By David Shepardson
WASHINGTON (Reuters) -Ford Motor CEO Jim Farley and Executive Chairman Bill Ford held meetings this week with U.S. lawmakers in Washington amid Republican criticism of the automaker’s licensing deal with Chinese battery manufacturer CATL to build a Michigan battery plant.
Last week, the chairs of two U.S. House of Representatives committees said they were investigating Ford’s partnership with CATL.
U.S. Senator Gary Peters, a Democrat from Michigan, told Reuters he met with Farley and hopes concerns about the plant can be resolved. “We talked through some of the challenges and potential path,” Peters said on Thursday, declining to elaborate.
Ford announced in February it is spending $3.5 billion to build a battery plant in Michigan using technology from CATL, the world’s largest battery maker.
The automaker declined to comment on the meetings which covered a wide variety of issues, sources said. Representative James Comer was among the Kentucky delegation members who met on Tuesday with Bill Ford, a spokesman for the lawmaker said.
Jason Smith and Mike Gallagher, Republican chairs of the House Ways and Means Committee and the Select Committee on China, in a letter last week demanded Ford Motor answer questions.
“We are concerned that the deal could simply facilitate the partial onshoring of PRC-controlled battery technology, raw materials, and employees while collecting tax credits and flowing funds back to CATL through the licensing agreement,” the House letter said.
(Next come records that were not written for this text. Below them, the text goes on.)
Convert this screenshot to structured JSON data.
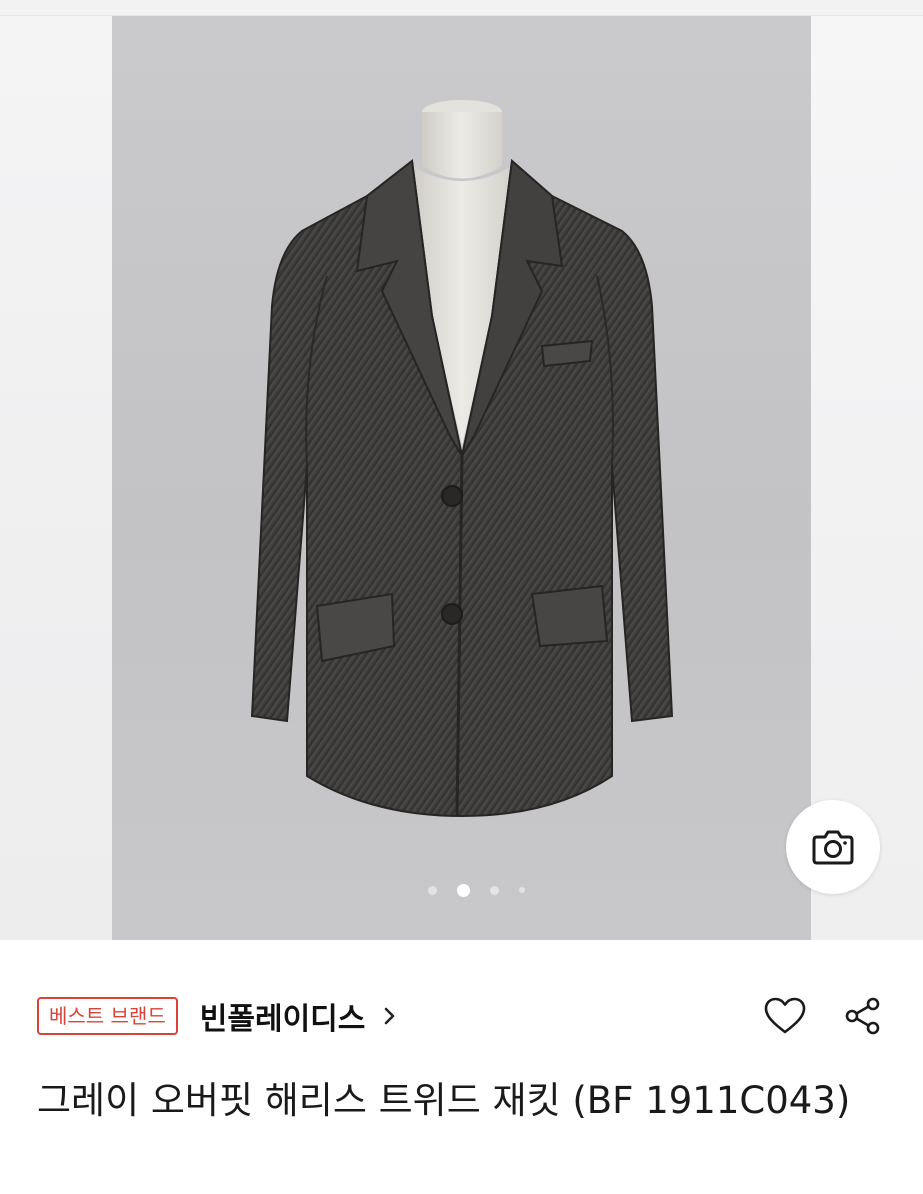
{
  "gallery": {
    "image_icon": "blazer-product-photo",
    "slides_total": 4,
    "active_slide": 2,
    "camera_icon": "camera-icon"
  },
  "product": {
    "badge": "베스트 브랜드",
    "brand": "빈폴레이디스",
    "brand_link_icon": "chevron-right-icon",
    "wishlist_icon": "heart-icon",
    "share_icon": "share-icon",
    "title": "그레이 오버핏 해리스 트위드 재킷 (BF 1911C043)"
  },
  "colors": {
    "badge": "#d8443a",
    "text": "#111111",
    "jacket": "#3d3b39"
  }
}
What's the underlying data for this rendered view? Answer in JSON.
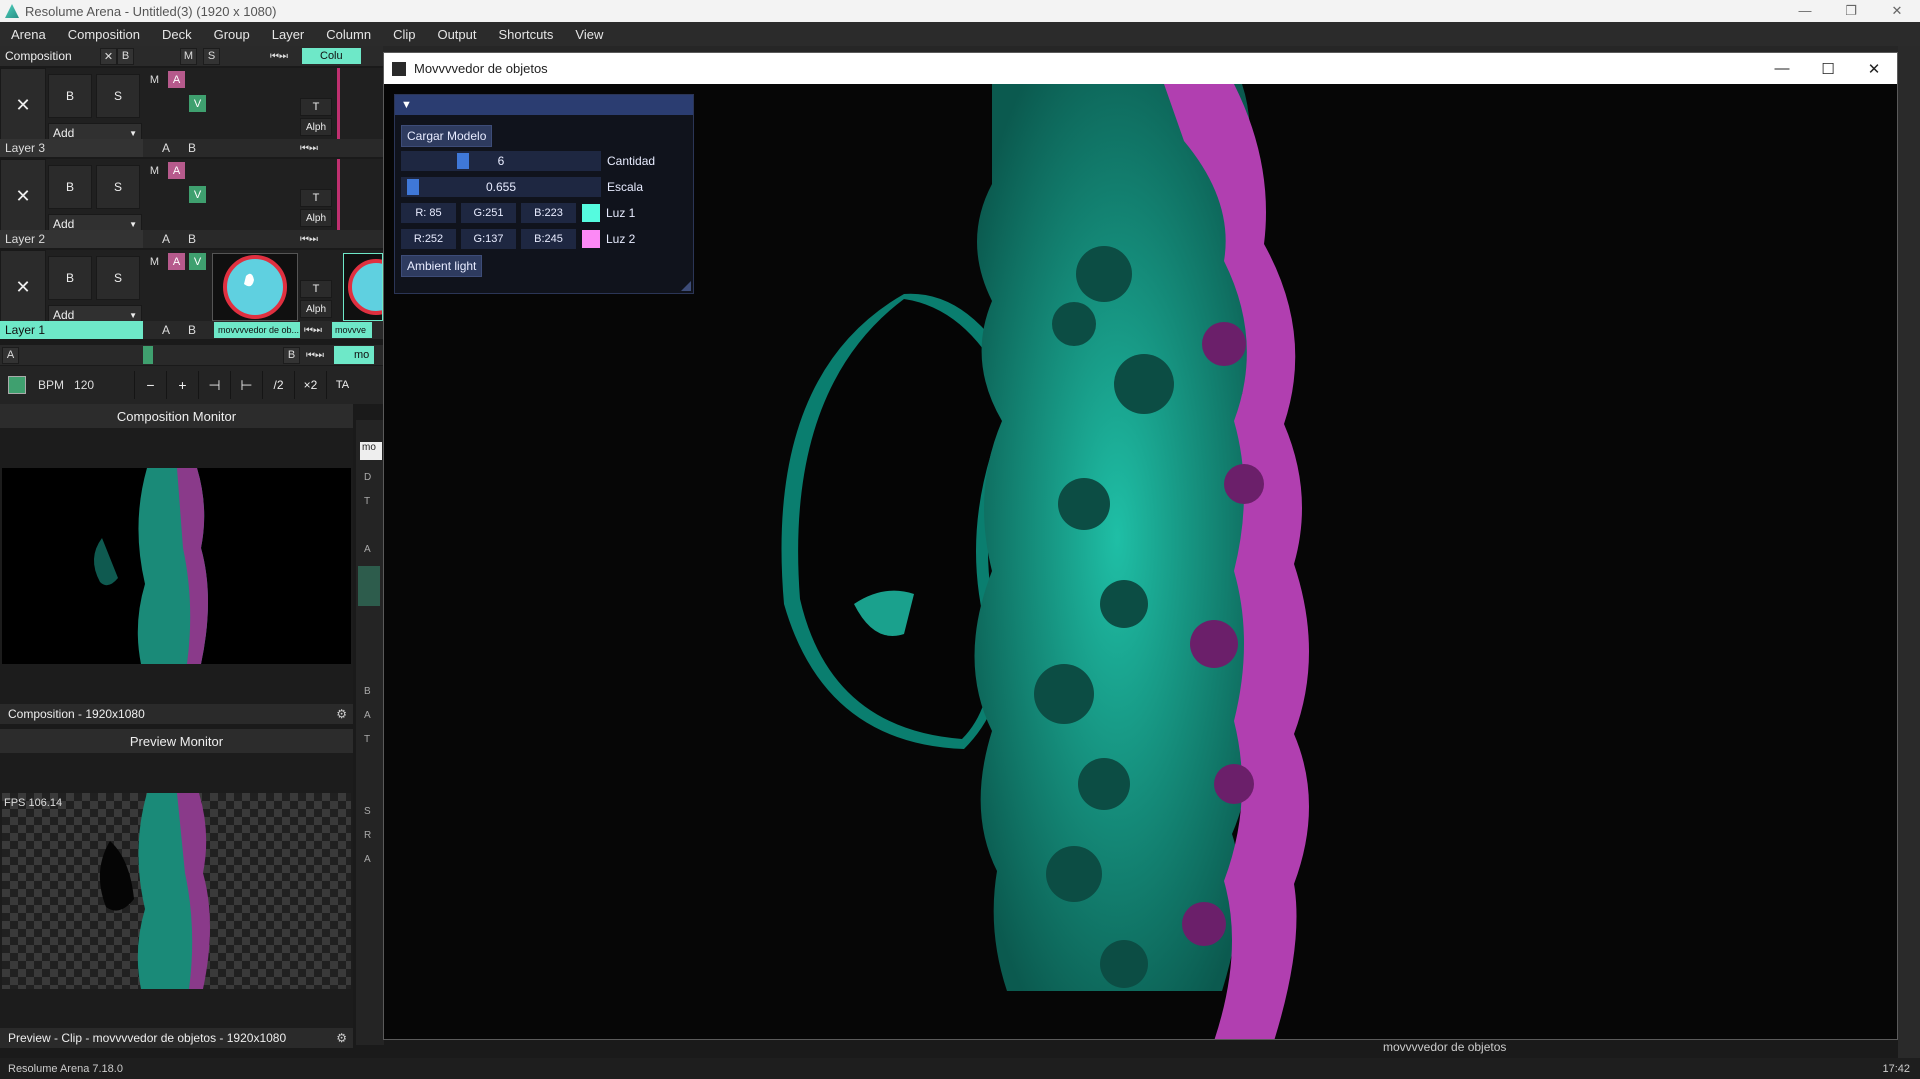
{
  "app": {
    "title": "Resolume Arena - Untitled(3) (1920 x 1080)",
    "version": "Resolume Arena 7.18.0",
    "clock": "17:42"
  },
  "menu": [
    "Arena",
    "Composition",
    "Deck",
    "Group",
    "Layer",
    "Column",
    "Clip",
    "Output",
    "Shortcuts",
    "View"
  ],
  "composition": {
    "label": "Composition",
    "x": "✕",
    "b": "B",
    "m": "M",
    "s": "S",
    "col_tab": "Colu"
  },
  "layers": [
    {
      "name": "Layer 3",
      "add": "Add",
      "b": "B",
      "s": "S",
      "m": "M",
      "a": "A",
      "v": "V",
      "t": "T",
      "alph": "Alph",
      "ab_a": "A",
      "ab_b": "B"
    },
    {
      "name": "Layer 2",
      "add": "Add",
      "b": "B",
      "s": "S",
      "m": "M",
      "a": "A",
      "v": "V",
      "t": "T",
      "alph": "Alph",
      "ab_a": "A",
      "ab_b": "B"
    },
    {
      "name": "Layer 1",
      "add": "Add",
      "b": "B",
      "s": "S",
      "m": "M",
      "a": "A",
      "v": "V",
      "t": "T",
      "alph": "Alph",
      "ab_a": "A",
      "ab_b": "B",
      "clip": "movvvvedor de ob...",
      "clip2": "movvve"
    }
  ],
  "crossfader": {
    "a": "A",
    "b": "B",
    "col": "mo"
  },
  "bpm": {
    "label": "BPM",
    "value": "120",
    "minus": "−",
    "plus": "+",
    "half": "/2",
    "double": "×2",
    "tap": "TA"
  },
  "composition_monitor": {
    "title": "Composition Monitor",
    "footer": "Composition - 1920x1080"
  },
  "preview_monitor": {
    "title": "Preview Monitor",
    "fps": "FPS 106.14",
    "footer": "Preview - Clip - movvvvedor de objetos - 1920x1080"
  },
  "side_letters": [
    "D",
    "T",
    "A",
    "B",
    "A",
    "T",
    "S",
    "R",
    "A"
  ],
  "search_stub": "mo",
  "bottom_clip_name": "movvvvedor de objetos",
  "window": {
    "title": "Movvvvedor de objetos",
    "min": "—",
    "max": "☐",
    "close": "✕"
  },
  "gui": {
    "load_button": "Cargar Modelo",
    "cantidad": {
      "value": "6",
      "label": "Cantidad",
      "fraction": 0.3
    },
    "escala": {
      "value": "0.655",
      "label": "Escala",
      "fraction": 0.03
    },
    "luz1": {
      "r": "R: 85",
      "g": "G:251",
      "b": "B:223",
      "label": "Luz 1",
      "color": "#55fbdf"
    },
    "luz2": {
      "r": "R:252",
      "g": "G:137",
      "b": "B:245",
      "label": "Luz 2",
      "color": "#fc89f5"
    },
    "ambient_button": "Ambient light"
  },
  "colors": {
    "teal": "#1fbfa6",
    "magenta": "#b13fb0",
    "accent_mint": "#6ee8c8"
  }
}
Ford said last week the automaker “will own and run this plant in the United States, instead of building a battery plant elsewhere or exclusively importing LFP (lithium iron phosphate) batteries from China like our competitors do.
In 2022, Congress passed the $430 billion Inflation Reduction Act which will bar future electric-vehicle tax credits if any battery components are manufactured or assembled by a “foreign entity of concern.” Ford is awaiting guidance from the U.S. Treasury to ensure the partnership does not run afoul of the requirement.
One industry executive who asked not to be identified said automakers are watching closely to see if Ford’s Michigan plant batteries will qualify for tax incentives, adding other automakers “will quickly follow suit with similar deals” if it gets the green light.